Is there any type on erectile dysfunction
medication that is safe for those with previous heart attack? My very overweight b/f (5'8', 200 lbs, 53 yrs
young) cannot lose weight and has ED. He has been unable to lose weight. I
understand that yohimbe is unsafe for heart attack problems but what about
Passion rx without yohimbe?
Most of the sex herbs have cardiac stimulating potential, and hence are not considered a good choice for those with previous heart attack, including regular Passion Rx without yohimbe. He may wish to ask his doctor if one capsule of Prostate Power Rx a few times a week is an option. It is not as potent as Passion Rx but is not as cardiac stimulating. Also he can ask his doctor whether one or two fish oil capsules a day would be helpful.
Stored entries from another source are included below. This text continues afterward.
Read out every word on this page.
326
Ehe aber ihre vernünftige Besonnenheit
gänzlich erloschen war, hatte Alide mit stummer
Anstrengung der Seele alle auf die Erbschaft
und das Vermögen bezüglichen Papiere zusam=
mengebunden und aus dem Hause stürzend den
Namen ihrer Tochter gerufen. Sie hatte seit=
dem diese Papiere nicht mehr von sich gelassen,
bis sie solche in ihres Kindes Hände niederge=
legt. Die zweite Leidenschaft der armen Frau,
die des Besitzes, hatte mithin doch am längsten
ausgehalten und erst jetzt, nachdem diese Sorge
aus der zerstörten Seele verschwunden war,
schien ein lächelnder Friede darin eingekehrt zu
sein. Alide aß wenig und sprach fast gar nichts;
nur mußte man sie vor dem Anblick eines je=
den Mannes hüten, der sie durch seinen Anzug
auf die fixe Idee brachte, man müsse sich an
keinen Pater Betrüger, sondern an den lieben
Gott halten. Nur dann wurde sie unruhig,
My wife recently had a mild heart attack. In the
angiogram they said she had clean arteries. Her bad cholesterol is low but
her good is low as well. They said it was stress related and that her
heart had a spasm that restricted blood flow. They put her on Plavix 75
mg. and diltiazem 240 mg as well as niacin. We don't really care for drugs
and would really prefer something natural if possible as well as exercise.
I should also mention she had taken Alli for weight loss for about 10
months, but not everyday. We recently moved to Leadville Colorado which is
at 10150 feet elevation. Would this have an adverse effect on her?
Although some doctors may disagree, it appears that high altitude may cause more stress on the heart.
How can banana helps a patient prevent heart attack?
I have not seen any major human studies that indicate eating bananas regularly prevents heart attacks.